Question

Multipath fading is maximized when the two beams arrive 180 degrees out of phase. How much of a path difference is required to maximize the fading for a 100 -km-long 1-GHz microwave link?

Short answer

A path difference of 0.15 meters is required to maximize the fading.

Step-by-step solution

Understanding Multipath Fading and Phase Difference

In multiply path scenarios, fading is maximized when two signals arriving at a receiver are 180 degrees out of phase. This implies a phase difference of half a wavelength between the two signals.

Determine Wavelength from Frequency

We use the speed of light to find the wavelength of the microwave link: \[ c = f \lambda \] where \( c = 3 \times 10^8 \text{ m/s} \), and \( f = 1 \times 10^9 \text{ Hz} \).Substituting the values, \[ \lambda = \frac{c}{f} = \frac{3 \times 10^8}{1 \times 10^9} = 0.3 \text{ meters} \]

Calculate Path Difference for 180 Degrees Phase Shift

A 180-degree phase shift corresponds to a path difference of half a wavelength.

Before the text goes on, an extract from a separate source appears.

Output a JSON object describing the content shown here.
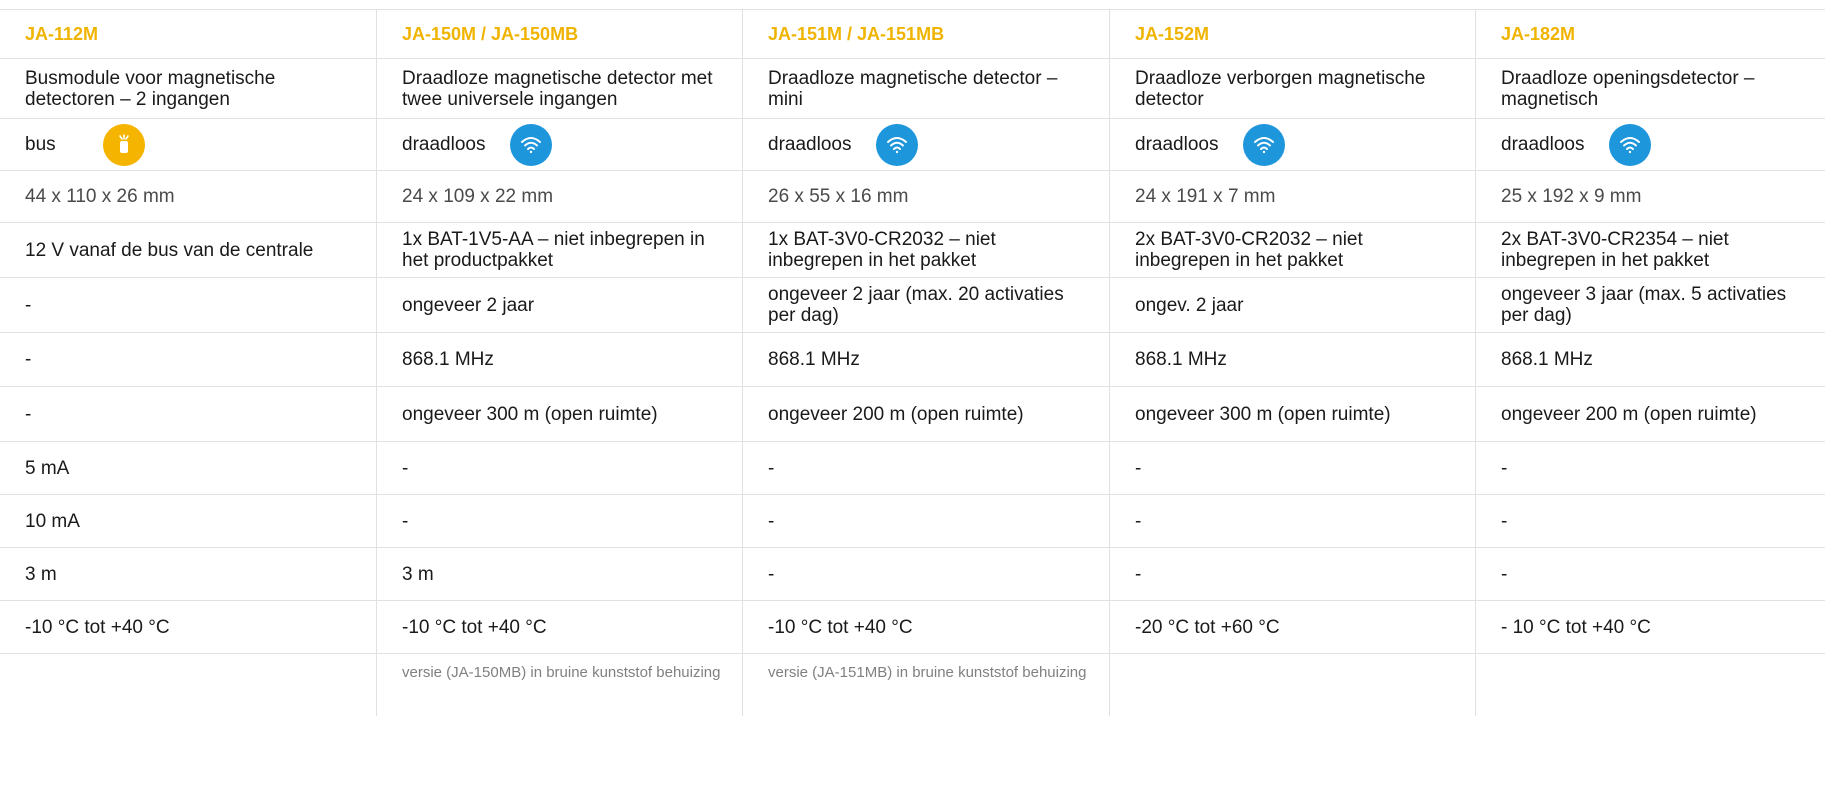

Therefore, the path difference required is:\[ \text{Path difference} = \frac{\lambda}{2} = \frac{0.3}{2} = 0.15 \text{ meters} \]

Final Path Difference Conclusion

To maximize fading, the two beams need to have a path difference of 0.15 meters to produce a 180-degree phase shift.

Key concepts

Phase Difference

Phase difference in the context of multipath fading refers to the discrepancy in the phase of two or more converging signals. Signals can have different phases depending on the distance they travel. When two signals that take different paths reach the receiver out of phase, they can either amplify or cancel each other.
A phase difference of 180 degrees means the waves are perfectly out of phase, leading to destructive interference. This is when one wave peaks where the other troughs, effectively canceling each other out and creating a point of significant fading in the signal strength.

• Out of phase: Signals don't match up in their wave pattern.
• Destructive interference: Two waves overlap to produce a lesser or zero effect.

This phase discrepancy is critical when considering multipath fading as it directly affects signal quality and strength.

Wavelength Calculation

To find the wavelength of a signal, you need to know its frequency and the speed at which it travels. In the case of a microwave link, these signals usually travel at the speed of light.
The formula to calculate wavelength is:
\[ \lambda = \frac{c}{f} \]where

• \( c \) is the speed of light \((3 \times 10^8\,\text{m/s})\)
• \( f \) is the frequency of the signal

In our specific case of a 1 GHz microwave link, we substitute:
\[ \lambda = \frac{3 \times 10^8}{1 \times 10^9} = 0.3\,\text{meters}\]Understanding this calculation helps us know how far apart signals should be to experience complementary (or harmful) interference effects, such as fading, due to phase differences.

Microwave Link Path Difference

For a microwave link to experience maximized fading due to multipath, the path difference must lead to a 180-degree phase difference in arriving signals.
Given a wavelength of 0.3 meters, a full 360-degree cycle refers to one complete wave. Therefore, a 180-degree phase shift means the two waves are offset by half a wavelength.
This translates directly to the required path difference:
\[ \text{Path difference} = \frac{\lambda}{2} \]Substituting our wavelength:
\[ \text{Path difference} = \frac{0.3}{2} = 0.15\,\text{meters}\]

• Microwave links apply in long-distance communication, where phase differences arise due to multiple paths.
• Recognizing path difference can help mitigate fading effects.

In practical terms, understanding this path difference helps in designing networks that maintain signal quality and reduce unintended signal loss.